However Mr Boris Morris was morgan thankful for his narrow escape is largely put down to his happy knack of being in the right place at the right place. For stance, Boris was the one whom cornered Miss Pearl Staines at her impromtu but light-hearted garbage partly.
«Miss Staines» he had shouted «how come you never invited yer sister to the do?»
«For the same reason I didn't invite you Mr Morris» she replight reaching for anoven helping.
Boris was no fudge, he quickly melted into the backcloth like an old cake, slighly taking candy shots of Miss Staines with her relatively.
«She won't invite me to the next do either» he remarked out loud with above average clarity.
Boris was elsie the man whom got the photies of the Dupe of Bedpan doing things at the anyearly jap festival, much to the supper of the Duchess set. Thus then was Boris Morris a man of great reknown and familiarity, accepted at do's of the wealthy and the poor alike hell. He was knew as the jew with a view, and he had.
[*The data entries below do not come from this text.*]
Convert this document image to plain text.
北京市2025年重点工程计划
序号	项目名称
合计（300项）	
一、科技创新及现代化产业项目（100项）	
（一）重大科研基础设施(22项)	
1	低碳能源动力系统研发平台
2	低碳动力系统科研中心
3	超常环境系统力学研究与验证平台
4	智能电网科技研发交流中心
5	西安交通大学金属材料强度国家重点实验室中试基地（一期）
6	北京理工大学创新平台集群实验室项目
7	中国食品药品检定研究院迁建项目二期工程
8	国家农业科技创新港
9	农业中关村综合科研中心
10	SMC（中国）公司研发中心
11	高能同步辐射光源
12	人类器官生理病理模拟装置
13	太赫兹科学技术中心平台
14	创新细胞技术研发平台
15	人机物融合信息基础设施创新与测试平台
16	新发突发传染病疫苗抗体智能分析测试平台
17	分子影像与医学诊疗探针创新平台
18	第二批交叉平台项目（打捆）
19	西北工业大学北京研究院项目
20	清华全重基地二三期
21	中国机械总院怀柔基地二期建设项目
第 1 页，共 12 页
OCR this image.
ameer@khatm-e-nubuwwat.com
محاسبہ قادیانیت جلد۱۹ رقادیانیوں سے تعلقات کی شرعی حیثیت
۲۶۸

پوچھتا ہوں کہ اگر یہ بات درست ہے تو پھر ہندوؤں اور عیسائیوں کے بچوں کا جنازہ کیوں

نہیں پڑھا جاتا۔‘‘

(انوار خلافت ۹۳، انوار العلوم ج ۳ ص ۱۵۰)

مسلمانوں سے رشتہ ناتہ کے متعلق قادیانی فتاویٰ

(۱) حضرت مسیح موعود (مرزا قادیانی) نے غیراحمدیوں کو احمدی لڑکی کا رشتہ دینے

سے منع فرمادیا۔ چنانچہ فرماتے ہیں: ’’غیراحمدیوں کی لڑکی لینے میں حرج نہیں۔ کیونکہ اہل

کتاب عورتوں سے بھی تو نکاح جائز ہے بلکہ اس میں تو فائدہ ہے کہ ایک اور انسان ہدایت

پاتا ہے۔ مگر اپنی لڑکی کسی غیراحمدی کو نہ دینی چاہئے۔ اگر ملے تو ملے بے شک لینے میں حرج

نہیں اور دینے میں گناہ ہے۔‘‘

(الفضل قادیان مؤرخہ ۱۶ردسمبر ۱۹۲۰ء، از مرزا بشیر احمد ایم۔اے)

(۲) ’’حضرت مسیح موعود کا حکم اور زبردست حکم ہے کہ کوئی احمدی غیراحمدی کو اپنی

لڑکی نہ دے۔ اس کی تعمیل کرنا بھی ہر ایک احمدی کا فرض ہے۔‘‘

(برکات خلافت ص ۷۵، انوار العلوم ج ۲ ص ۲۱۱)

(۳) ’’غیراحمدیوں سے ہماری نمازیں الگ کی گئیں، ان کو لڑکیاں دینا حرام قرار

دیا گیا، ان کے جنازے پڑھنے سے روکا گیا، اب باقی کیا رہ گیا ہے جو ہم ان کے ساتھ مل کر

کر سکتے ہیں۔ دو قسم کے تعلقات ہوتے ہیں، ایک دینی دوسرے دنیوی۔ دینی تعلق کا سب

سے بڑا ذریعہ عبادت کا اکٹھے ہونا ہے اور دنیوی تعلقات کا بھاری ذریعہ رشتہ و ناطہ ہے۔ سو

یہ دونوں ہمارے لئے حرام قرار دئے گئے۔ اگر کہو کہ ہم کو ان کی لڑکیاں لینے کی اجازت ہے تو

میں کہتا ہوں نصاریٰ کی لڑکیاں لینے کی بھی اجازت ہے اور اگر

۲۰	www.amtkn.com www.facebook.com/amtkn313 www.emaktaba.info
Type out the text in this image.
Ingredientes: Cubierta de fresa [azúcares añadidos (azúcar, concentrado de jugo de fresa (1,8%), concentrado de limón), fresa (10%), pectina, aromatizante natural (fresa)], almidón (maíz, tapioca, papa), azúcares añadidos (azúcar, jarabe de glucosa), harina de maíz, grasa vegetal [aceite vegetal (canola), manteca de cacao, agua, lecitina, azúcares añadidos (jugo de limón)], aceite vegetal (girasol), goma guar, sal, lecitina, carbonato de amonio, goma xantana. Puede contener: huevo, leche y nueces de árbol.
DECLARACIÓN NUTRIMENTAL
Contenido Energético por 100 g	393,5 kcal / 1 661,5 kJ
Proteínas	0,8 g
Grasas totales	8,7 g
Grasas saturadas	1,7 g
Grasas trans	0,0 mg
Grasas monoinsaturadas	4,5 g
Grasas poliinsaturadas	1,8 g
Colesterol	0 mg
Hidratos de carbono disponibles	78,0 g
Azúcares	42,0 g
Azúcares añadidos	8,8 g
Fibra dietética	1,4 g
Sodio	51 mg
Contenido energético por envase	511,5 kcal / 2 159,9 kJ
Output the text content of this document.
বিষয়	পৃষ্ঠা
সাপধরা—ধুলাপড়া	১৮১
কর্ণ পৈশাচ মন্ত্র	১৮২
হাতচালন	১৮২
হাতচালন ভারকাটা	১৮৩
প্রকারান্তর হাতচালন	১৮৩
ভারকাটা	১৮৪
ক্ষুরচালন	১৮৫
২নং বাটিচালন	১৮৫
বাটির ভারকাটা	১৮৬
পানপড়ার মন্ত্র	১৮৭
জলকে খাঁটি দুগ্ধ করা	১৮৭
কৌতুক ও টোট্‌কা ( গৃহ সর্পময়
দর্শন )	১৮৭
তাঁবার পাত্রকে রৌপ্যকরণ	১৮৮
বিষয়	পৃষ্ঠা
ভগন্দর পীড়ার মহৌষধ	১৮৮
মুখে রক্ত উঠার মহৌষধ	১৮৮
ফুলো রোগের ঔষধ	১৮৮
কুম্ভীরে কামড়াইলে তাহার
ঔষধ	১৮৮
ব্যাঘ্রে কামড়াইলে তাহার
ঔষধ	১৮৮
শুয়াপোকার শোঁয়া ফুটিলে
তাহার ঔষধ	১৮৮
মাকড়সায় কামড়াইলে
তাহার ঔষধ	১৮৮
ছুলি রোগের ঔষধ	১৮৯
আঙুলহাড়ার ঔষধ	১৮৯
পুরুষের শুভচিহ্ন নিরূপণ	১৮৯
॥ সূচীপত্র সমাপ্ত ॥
Not long after one of his more well known escapades, he was unfortunable to recieve a terrible blow to his ego. He was shot in the face at a Hunt Ball but nobody peaple found out till the end becaugh they all thought it was a clever mask.
«What a clever mask that man has on,» was heard once or twig.
It was not the end of Boris as you might well imargin, but even before his face set he was to easily recognizable at most places, with peaple pointing at him saying thing like «What a good shot» and other. All this set Boris thinking, specially in the morning when he was shaving his scabs, as only he knew how.
«Must fix this blob of mine» he'd smile over a faceful of blotting paper.
«You certainly must dear» said his amiable old wife, «what with me not getting any younger.»